Дочка встала из-за стола, сверкнула недовольно синими глазенками. Одни они и остались на исхудавшем личике с темными полукружьями вокруг глаз и пересушенными, бледными губами. Аксинья хотела сказать ласковое слово, приголубить, но сдержалась. Начнешь нежить дитя – опять примется канючить. Жалость терзала материнское сердце, но все, что изведала Аксинья за годы знахарства, подтверждало: в жестокости своей она права.

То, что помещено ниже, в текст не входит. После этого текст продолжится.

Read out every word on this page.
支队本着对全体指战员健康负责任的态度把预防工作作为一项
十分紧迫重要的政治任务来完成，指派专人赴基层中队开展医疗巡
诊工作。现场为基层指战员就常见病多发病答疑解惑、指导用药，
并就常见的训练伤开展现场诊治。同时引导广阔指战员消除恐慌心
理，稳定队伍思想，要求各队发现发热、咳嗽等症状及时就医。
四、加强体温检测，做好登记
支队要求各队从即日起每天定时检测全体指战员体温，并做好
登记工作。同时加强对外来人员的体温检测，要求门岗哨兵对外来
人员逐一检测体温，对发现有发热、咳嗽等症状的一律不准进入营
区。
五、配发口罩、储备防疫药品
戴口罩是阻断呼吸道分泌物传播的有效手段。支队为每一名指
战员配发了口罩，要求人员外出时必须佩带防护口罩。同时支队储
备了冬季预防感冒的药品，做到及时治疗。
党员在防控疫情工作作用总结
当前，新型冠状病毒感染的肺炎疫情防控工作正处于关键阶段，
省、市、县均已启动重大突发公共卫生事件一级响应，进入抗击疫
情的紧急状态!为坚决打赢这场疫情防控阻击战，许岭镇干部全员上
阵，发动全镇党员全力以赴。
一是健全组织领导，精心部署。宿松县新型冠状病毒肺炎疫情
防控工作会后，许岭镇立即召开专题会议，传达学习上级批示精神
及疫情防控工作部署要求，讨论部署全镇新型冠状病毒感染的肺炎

Впервые за несколько недель окаянной жизни Аксинья вышла на божий свет и улыбнулась солнцу. Утробу не сотрясали болезненные позывы, тело согрелось, голова обрела ясность и равновесие. Свежий снег искрился на солнце, ослеплял своей чистотой, воздух, еще по-зимнему морозный, обещал скорое тепло. Чуткий нос Аксиньи уловил пьянящий этот запах, и она вдохнула его так глубоко, что закашлялась.
– Нюта, айда со мной. Погреешься на солнышке.

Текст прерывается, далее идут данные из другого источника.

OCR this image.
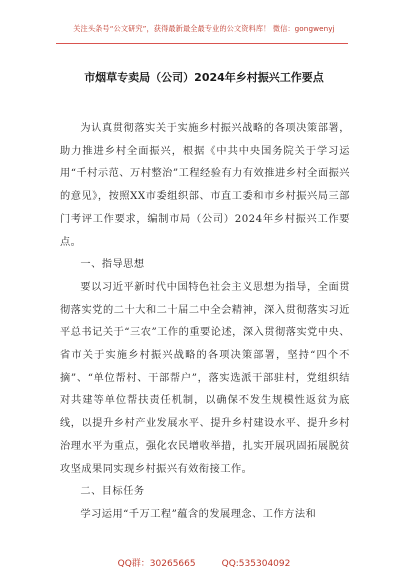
关注头条号“公文研究”，获得最新最全最专业的公文资料库！ 微信：gongwenyj
市烟草专卖局（公司）2024年乡村振兴工作要点

为认真贯彻落实关于实施乡村振兴战略的各项决策部署，助力推进乡村全面振兴，根据《中共中央国务院关于学习运用“千村示范、万村整治”工程经验有力有效推进乡村全面振兴的意见》，按照XX市委组织部、市直工委和市乡村振兴局三部门考评工作要求，编制市局（公司）2024年乡村振兴工作要点。

一、指导思想

要以习近平新时代中国特色社会主义思想为指导，全面贯彻落实党的二十大和二十届二中全会精神，深入贯彻落实习近平总书记关于“三农”工作的重要论述，深入贯彻落实党中央、省市关于实施乡村振兴战略的各项决策部署，坚持“四个不摘”、“单位帮村、干部帮户”，落实选派干部驻村，党组织结对共建等单位帮扶责任机制，以确保不发生规模性返贫为底线，以提升乡村产业发展水平、提升乡村建设水平、提升乡村治理水平为重点，强化农民增收举措，扎实开展巩固拓展脱贫攻坚成果同实现乡村振兴有效衔接工作。

二、目标任务

学习运用“千万工程”蕴含的发展理念、工作方法和

QQ群：30265665	QQ:535304092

– Я спать хочу, мамушка, – буркнула дочь.
Утренние гости почистили крыльцо, отгребли в сторону снежный занос, но Аксинья еще долго скребла деревянным заступом пятачок возле избы. Она управилась со всеми уличными делами, а было их не так много: ни коз, ни кур, ни коровы-кормилицы. Все сгорело или съедено было долгой зимой.

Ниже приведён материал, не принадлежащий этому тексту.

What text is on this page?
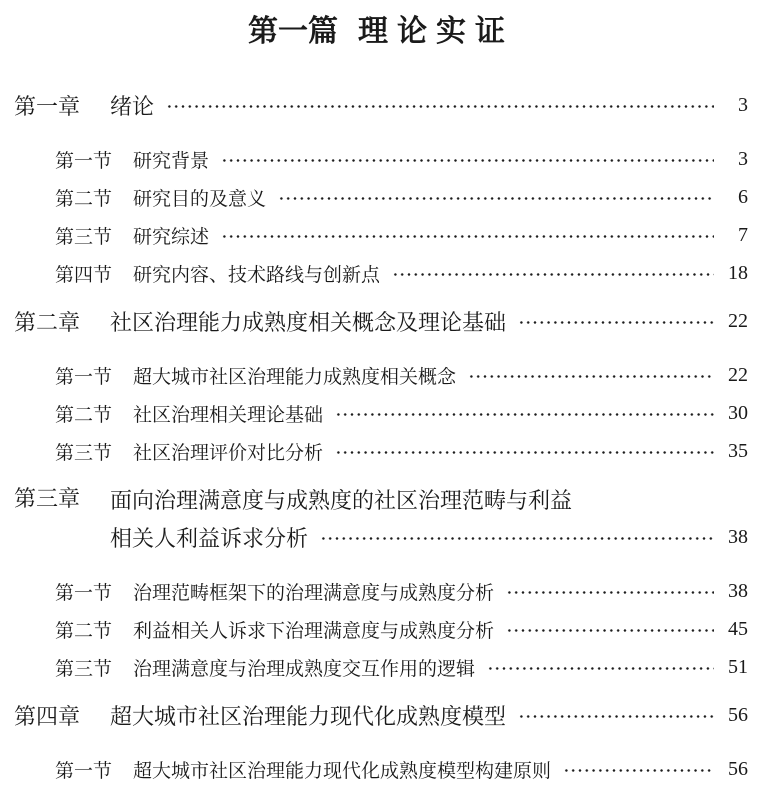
第一篇 理论实证
第一章 绪论	3
第一节 研究背景	3
第二节 研究目的及意义	6
第三节 研究综述	7
第四节 研究内容、技术路线与创新点	18
第二章 社区治理能力成熟度相关概念及理论基础	22
第一节 超大城市社区治理能力成熟度相关概念	22
第二节 社区治理相关理论基础	30
第三节 社区治理评价对比分析	35
第三章 面向治理满意度与成熟度的社区治理范畴与利益
相关人利益诉求分析	38
第一节 治理范畴框架下的治理满意度与成熟度分析	38
第二节 利益相关人诉求下治理满意度与成熟度分析	45
第三节 治理满意度与治理成熟度交互作用的逻辑	51
第四章 超大城市社区治理能力现代化成熟度模型	56
第一节 超大城市社区治理能力现代化成熟度模型构建原则	56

Пригретая солнцем, она мешкала, не хотела возвращаться в темную избу. Подхватив две кадушки со снегом, Аксинья топталась на пороге.
– Нютка, открой дверь.
Тишина.
Она поставила кадушки на крыльцо, распахнула дверь и, встревоженная молчанием, зашла в избу. После яркого света глаза ее не сразу разглядели, что происходит внутри.
– Да что ж ты творишь? – Она выбила из рук дочери ложку, и горсть драгоценного ячменя просыпалась на пол.
– А-а-а, – залилась Нютка, опустилась на колени и стала сгребать в рот кашу вместе с грязным, стеленным еще осенью сеном.
– Выплевывай! Плюй на руку, – кричала Аксинья. Нюта неохотно рассталась с кашей, глядя на мать, как на мучителя.
– Много съела? Отвечай!
Дочь заныла, размазывая кулаками слезы по грязной, замусоленной мордашке.
Знахарка вытащила из клети кадушку с водой, лохань, канопку, утирки. Нюта наблюдала за ней со страхом, чуть подрагивая после рыданий.